# There, I fixed it!



## carryyourbooks (Jan 13, 2010)

found these on friday. 

the first one feeds landscaping lights. they ran the cord about 100' just below the grass out to the tree. they buried this box so you could only see the top of it. for some odd reason, they covered the top of the box with aluminum duct tape.










then, this one later in the day. the exension cord went to a small fridge in the next room.


----------



## nolabama (Oct 3, 2007)

turds


----------



## chicken steve (Mar 22, 2011)

as well as turd herders

~CS~


----------



## kbsparky (Sep 20, 2007)

Was that standing water in the bottom of that PVC box? 

Jack-legged jobs like that can cause all sorts of problems with those taped up plugs retaining moisture instead of keeping it out ....


----------



## carryyourbooks (Jan 13, 2010)

^^^yup.


----------



## erics37 (May 7, 2009)

That's some real hack s**t in that PVC box. What a joke.
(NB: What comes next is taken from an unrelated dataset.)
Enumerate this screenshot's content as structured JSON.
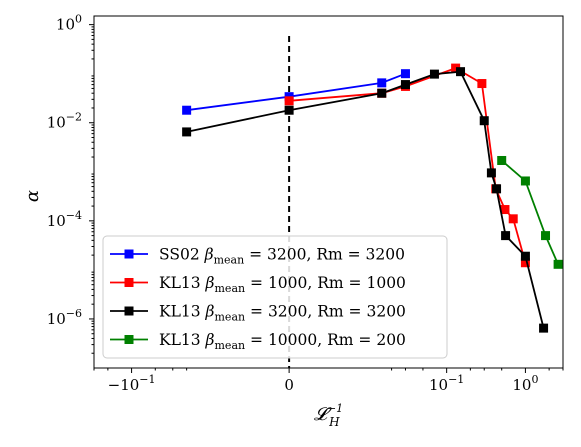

They should've used one of these instead:










:jester:


----------



## user4818 (Jan 15, 2009)

They must have taken a cue from B4T.


----------



## HARRY304E (Sep 15, 2010)

Peter D said:


> They must have taken a cue from B4T.


:sleep1:


----------



## user4818 (Jan 15, 2009)

HARRY304E said:


> :sleep1:


:boat:


----------



## carryyourbooks (Jan 13, 2010)

you can't get too crazy with these HO"s. if the fella at HD said it can be done, then it is as good as gold. i had an HO the other day that wanted me to install a nice motion light on her nice home. she said the HD fella sold her some 14/2 uf cable and that's all she needed. she was in total shock when i told her the fixture needed a box and she just couldn't stab the wire into the outdoor receptacle.


----------



## TOOL_5150 (Aug 27, 2007)

There is so much to be said about that first picture. But I read that you get the banhammer when you poke fun at another member, so ill leave it at that. I dont see any scotchcoat though... :brows:


----------



## chicken steve (Mar 22, 2011)

the hacks are winning.....

~CS~


----------



## joedreamliner787 (Sep 27, 2011)

Looks like they have a DSC alarm system too. What crap work.


----------